If the defenders of the facility had been partially and momentarily stunned by the serious backblast emanating from the AT-4, the recipients of that fire were more than stunned. One unfortunate, the one right in the path of the shaped charge's blast, felt only a momentary flash of agonized burning before the hot gasses forced into his body caused his torso to literally explode.
Being covered with bits of flesh and slime was the least of the occupants' problems, however. The sudden overpressure, pressure which could not escape the sealed armored vehicle, burst the eardrums of every man trapped inside. Most were knocked out, outright. Several took serious interior damage to vital organs from the concussive blast.
And then the vehicle began to burn. . . .
"The bitch is burning!" shouted an exultant Smithfield as he began to prep his second AT-4 for firing. "Hah, hah . . . look at it. . . ."
The burst of machine gun fire coming from another of the approaching LAVs brought the soldier's celebration up very short.
"Oh fuck . . . oh, fuck," whispered the sergeant, looking down at red ruin and spurting blood. Drilled through a thousand repetitions for operation of the antitank weapon, the man's hands continued to go through the motions even as his life leaked away. But the hands moved so slowly . . . so slowly.
Smithfield looked up to seek a new target. He did not need to look very far or very hard as the bulk of a LAV loomed above, a scant 15 feet from the hole.
What the fuck? I'm dead anyway.
He raised the weapon, took a hasty aim and . . .
"My God!" exclaimed Silva as Smith's inert body came to rest a few feet to his right where the force of the blast had blown it. One glance was enough to confirm; Smithfield was very dead, his blasted and shot-up body actually smoking. A faint glow outside the smoke-filled hole in the wall suggested very strongly that Smith's final shot had been as true as his first.

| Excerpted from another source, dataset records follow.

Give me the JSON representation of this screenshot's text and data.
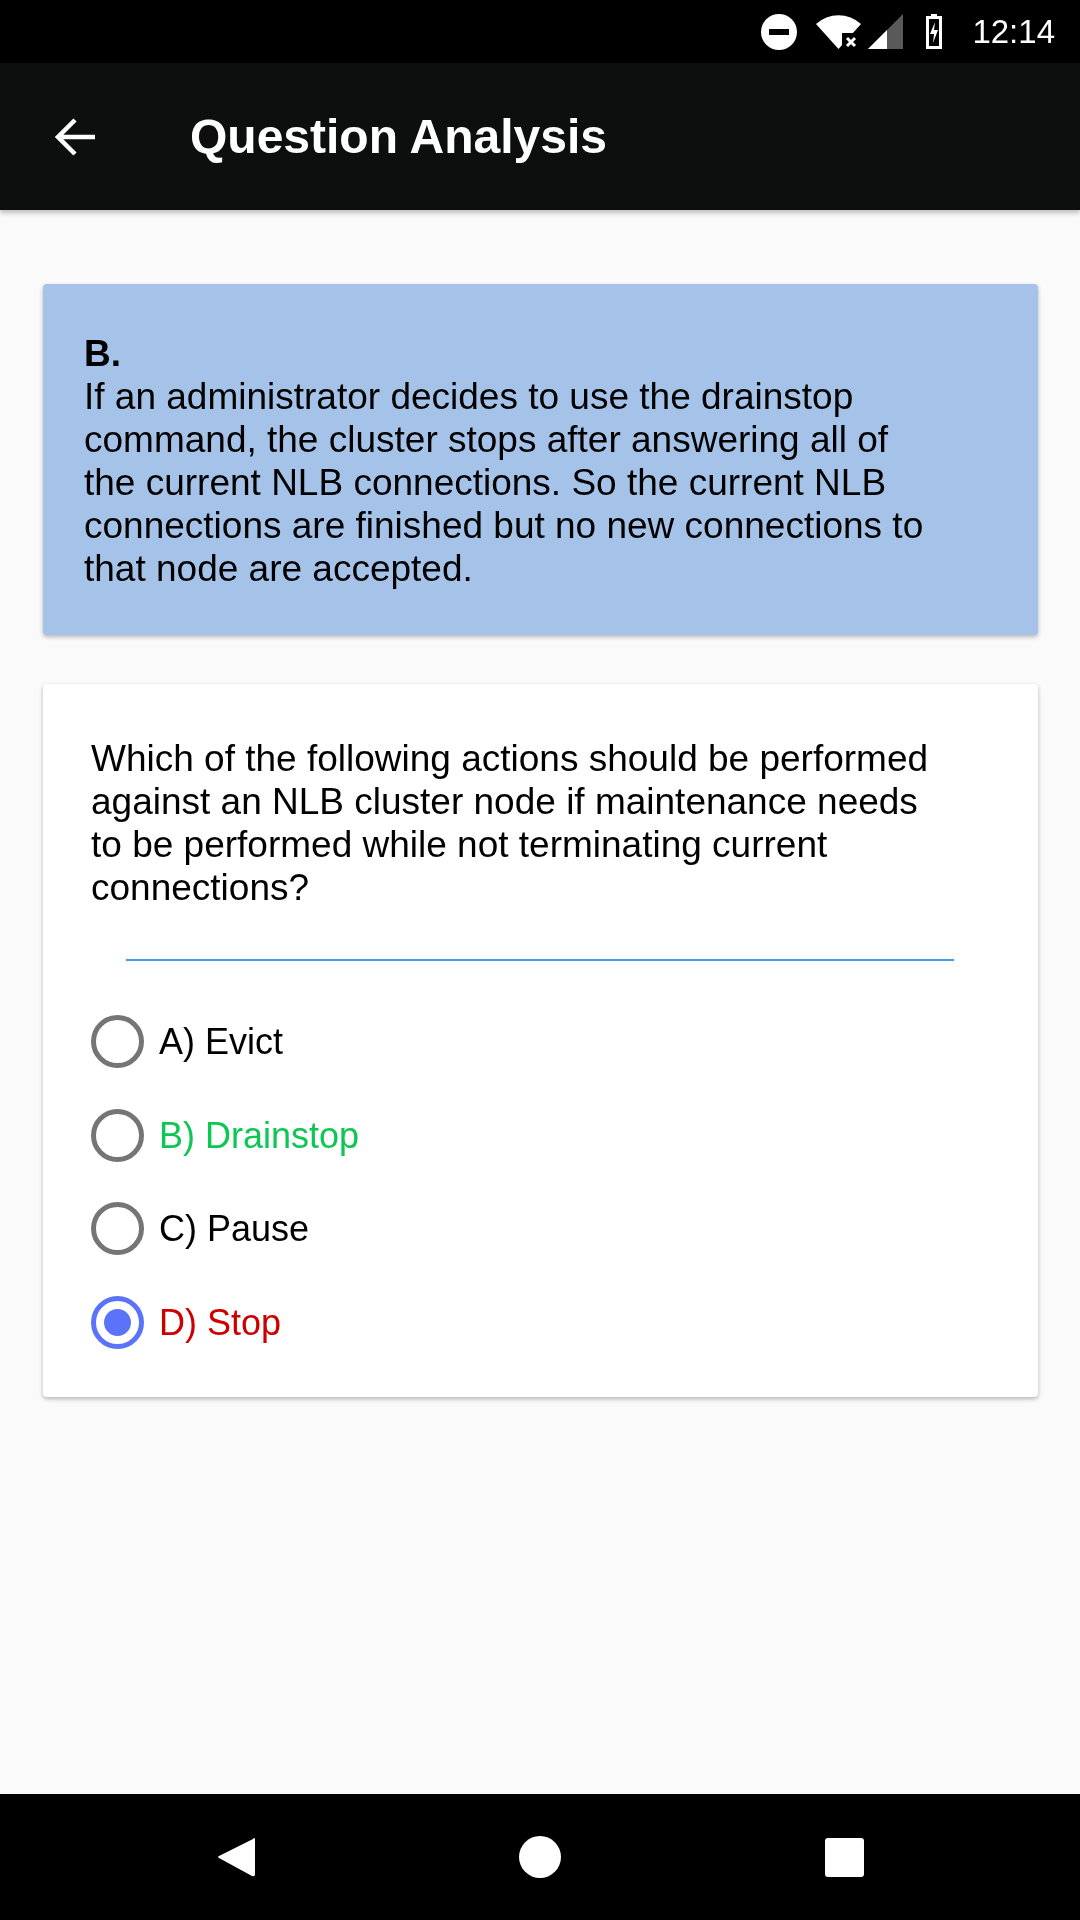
{
  "status_bar": {
    "time": "12:14"
  },
  "app_bar": {
    "title": "Question Analysis"
  },
  "explanation": {
    "answer": "B.",
    "text": "If an administrator decides to use the drainstop command, the cluster stops after answering all of the current NLB connections. So the current NLB connections are finished but no new connections to that node are accepted."
  },
  "question": {
    "text": "Which of the following actions should be performed against an NLB cluster node if maintenance needs to be performed while not terminating current connections?",
    "options": [
      {
        "label": "A) Evict",
        "selected": false,
        "correct": false
      },
      {
        "label": "B) Drainstop",
        "selected": false,
        "correct": true
      },
      {
        "label": "C) Pause",
        "selected": false,
        "correct": false
      },
      {
        "label": "D) Stop",
        "selected": true,
        "correct": false
      }
    ]
  }
}
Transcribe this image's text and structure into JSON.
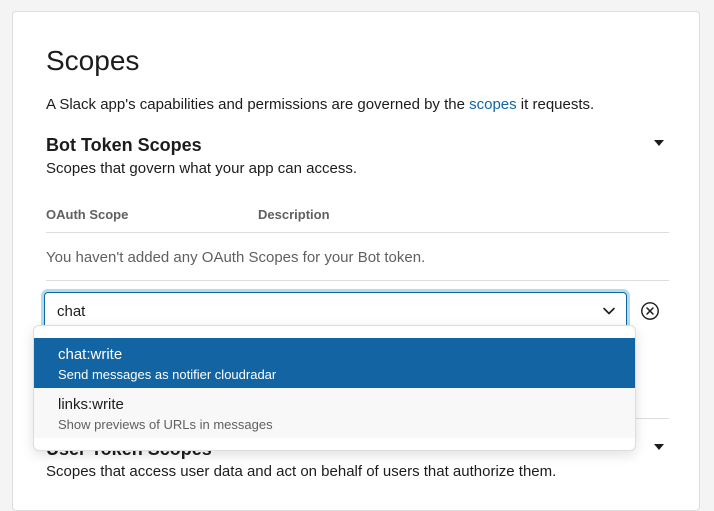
{
  "scopes": {
    "title": "Scopes",
    "intro_before": "A Slack app's capabilities and permissions are governed by the ",
    "intro_link": "scopes",
    "intro_after": " it requests."
  },
  "bot_scopes": {
    "title": "Bot Token Scopes",
    "description": "Scopes that govern what your app can access.",
    "columns": [
      "OAuth Scope",
      "Description"
    ],
    "empty_message": "You haven't added any OAuth Scopes for your Bot token.",
    "search_value": "chat",
    "options": [
      {
        "name": "chat:write",
        "description": "Send messages as notifier cloudradar",
        "selected": true
      },
      {
        "name": "links:write",
        "description": "Show previews of URLs in messages",
        "selected": false
      }
    ]
  },
  "user_scopes": {
    "title": "User Token Scopes",
    "description": "Scopes that access user data and act on behalf of users that authorize them."
  },
  "colors": {
    "accent": "#1264a3",
    "link": "#1264a3",
    "text": "#1d1c1d",
    "muted": "#616061"
  },
  "icons": {
    "section_toggle": "caret-down-icon",
    "input_toggle": "chevron-down-icon",
    "clear": "circle-x-icon"
  }
}
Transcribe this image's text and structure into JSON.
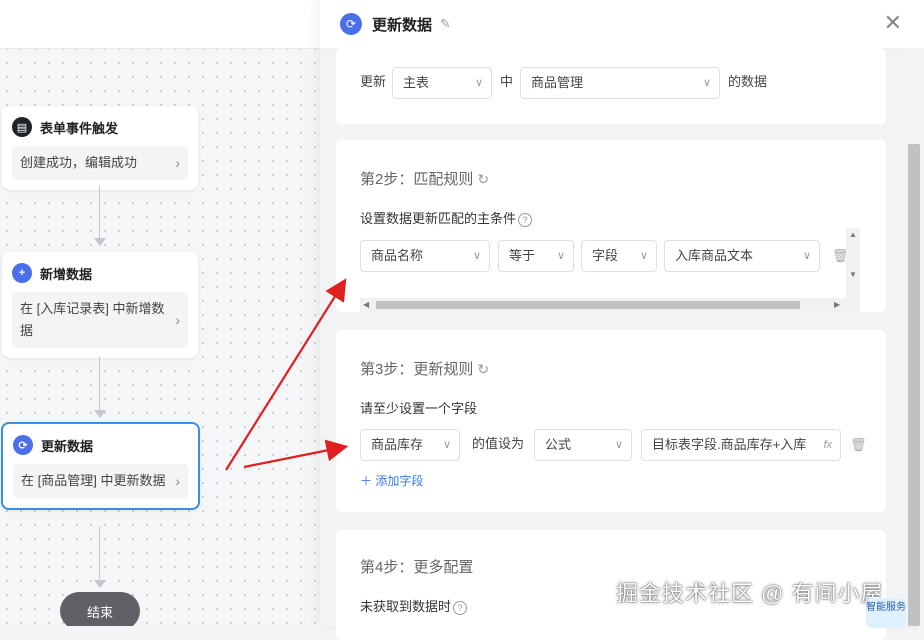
{
  "canvas": {
    "nodes": [
      {
        "title": "表单事件触发",
        "body": "创建成功，编辑成功",
        "icon": "document-icon",
        "color": "#1f2329"
      },
      {
        "title": "新增数据",
        "body": "在 [入库记录表] 中新增数据",
        "icon": "plus-icon",
        "color": "#4a6fe8"
      },
      {
        "title": "更新数据",
        "body": "在 [商品管理] 中更新数据",
        "icon": "sync-icon",
        "color": "#4a6fe8"
      }
    ],
    "end_label": "结束"
  },
  "panel": {
    "title": "更新数据",
    "step1": {
      "update_label": "更新",
      "table_select": "主表",
      "in_label": "中",
      "form_select": "商品管理",
      "suffix": "的数据"
    },
    "step2": {
      "title": "第2步：匹配规则",
      "desc": "设置数据更新匹配的主条件",
      "field": "商品名称",
      "operator": "等于",
      "value_type": "字段",
      "value": "入库商品文本"
    },
    "step3": {
      "title": "第3步：更新规则",
      "desc": "请至少设置一个字段",
      "field": "商品库存",
      "set_label": "的值设为",
      "value_type": "公式",
      "formula": "目标表字段.商品库存+入库",
      "fx": "fx",
      "add_field": "添加字段"
    },
    "step4": {
      "title": "第4步：更多配置",
      "desc": "未获取到数据时"
    }
  },
  "watermark": "掘金技术社区 @ 有间小屋",
  "assistant": "智能服务",
  "colors": {
    "accent": "#3a8ee6",
    "arrow": "#e02020"
  }
}
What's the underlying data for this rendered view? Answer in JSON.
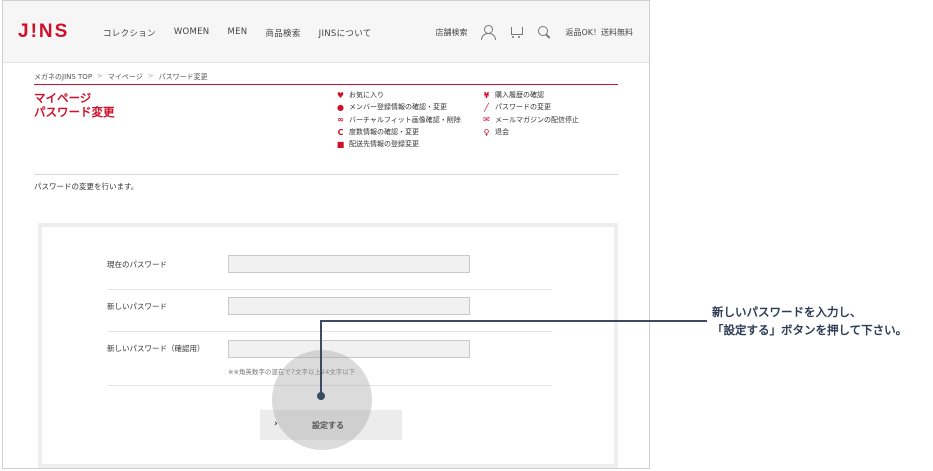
{
  "header": {
    "logo": "J!NS",
    "nav": [
      "コレクション",
      "WOMEN",
      "MEN",
      "商品検索",
      "JINSについて"
    ],
    "store_search": "店舗検索",
    "shipping_note": "返品OK！送料無料"
  },
  "breadcrumb": [
    "メガネのJINS TOP",
    "マイページ",
    "パスワード変更"
  ],
  "breadcrumb_sep": ">",
  "page_title": {
    "line1": "マイページ",
    "line2": "パスワード変更"
  },
  "menu": {
    "col1": [
      {
        "icon": "heart-icon",
        "glyph": "♥",
        "label": "お気に入り"
      },
      {
        "icon": "person-icon",
        "glyph": "●",
        "label": "メンバー登録情報の確認・変更"
      },
      {
        "icon": "glasses-icon",
        "glyph": "∞",
        "label": "バーチャルフィット画像確認・削除"
      },
      {
        "icon": "c-icon",
        "glyph": "C",
        "label": "度数情報の確認・変更"
      },
      {
        "icon": "truck-icon",
        "glyph": "■",
        "label": "配送先情報の登録変更"
      }
    ],
    "col2": [
      {
        "icon": "yen-icon",
        "glyph": "¥",
        "label": "購入履歴の確認"
      },
      {
        "icon": "pen-icon",
        "glyph": "╱",
        "label": "パスワードの変更"
      },
      {
        "icon": "mail-icon",
        "glyph": "✉",
        "label": "メールマガジンの配信停止"
      },
      {
        "icon": "key-icon",
        "glyph": "♀",
        "label": "退会"
      }
    ]
  },
  "intro": "パスワードの変更を行います。",
  "form": {
    "current_password_label": "現在のパスワード",
    "new_password_label": "新しいパスワード",
    "confirm_password_label": "新しいパスワード（確認用）",
    "hint": "※※角英数字の混在で7文字以上24文字以下",
    "submit_label": "設定する",
    "submit_chevron": "›"
  },
  "callout": {
    "line1": "新しいパスワードを入力し、",
    "line2": "「設定する」ボタンを押して下さい。"
  },
  "colors": {
    "brand_red": "#d0102a",
    "callout_navy": "#2e3c56"
  }
}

Silva poked a finger in one ear, rooted around briefly, then settled back onto his machine gun and began to hammer out a staccato concert for the benefit of the PGSS men just beginning to ooze through the hole.
Harrington eased back on his stick as the helicopter arrived over one corner of the WCF's roof. He took a quick glance below, then turned to his crew chief with a nod.
The crew chief on one side and the door gunner on the other tossed the thick coiled cables out of the troop doors. The cables' free ends descended rapidly to the roof below. Above, great black nylon loops affixed to pipelike projections jutting from either side held the ropes in easy reach of the PGSS men. The crew chief, mirrored by the door gunner, took positive control of the PGSS troopers, easing them to where they could easily grasp the ropes. Those men grasped the ropes, looking straight ahead into the distance.
At the command, "Go!" one man to either side began the slide downward.
Ahead, in the pilot's seat, Harrington eased his stick ever so slightly to port. The helicopter responded, sliding to the left unnoticed.
Below, the first pair of descenders touched down without incident about fourteen feet from the edge of the roof. The second pair were closer to that edge, much closer.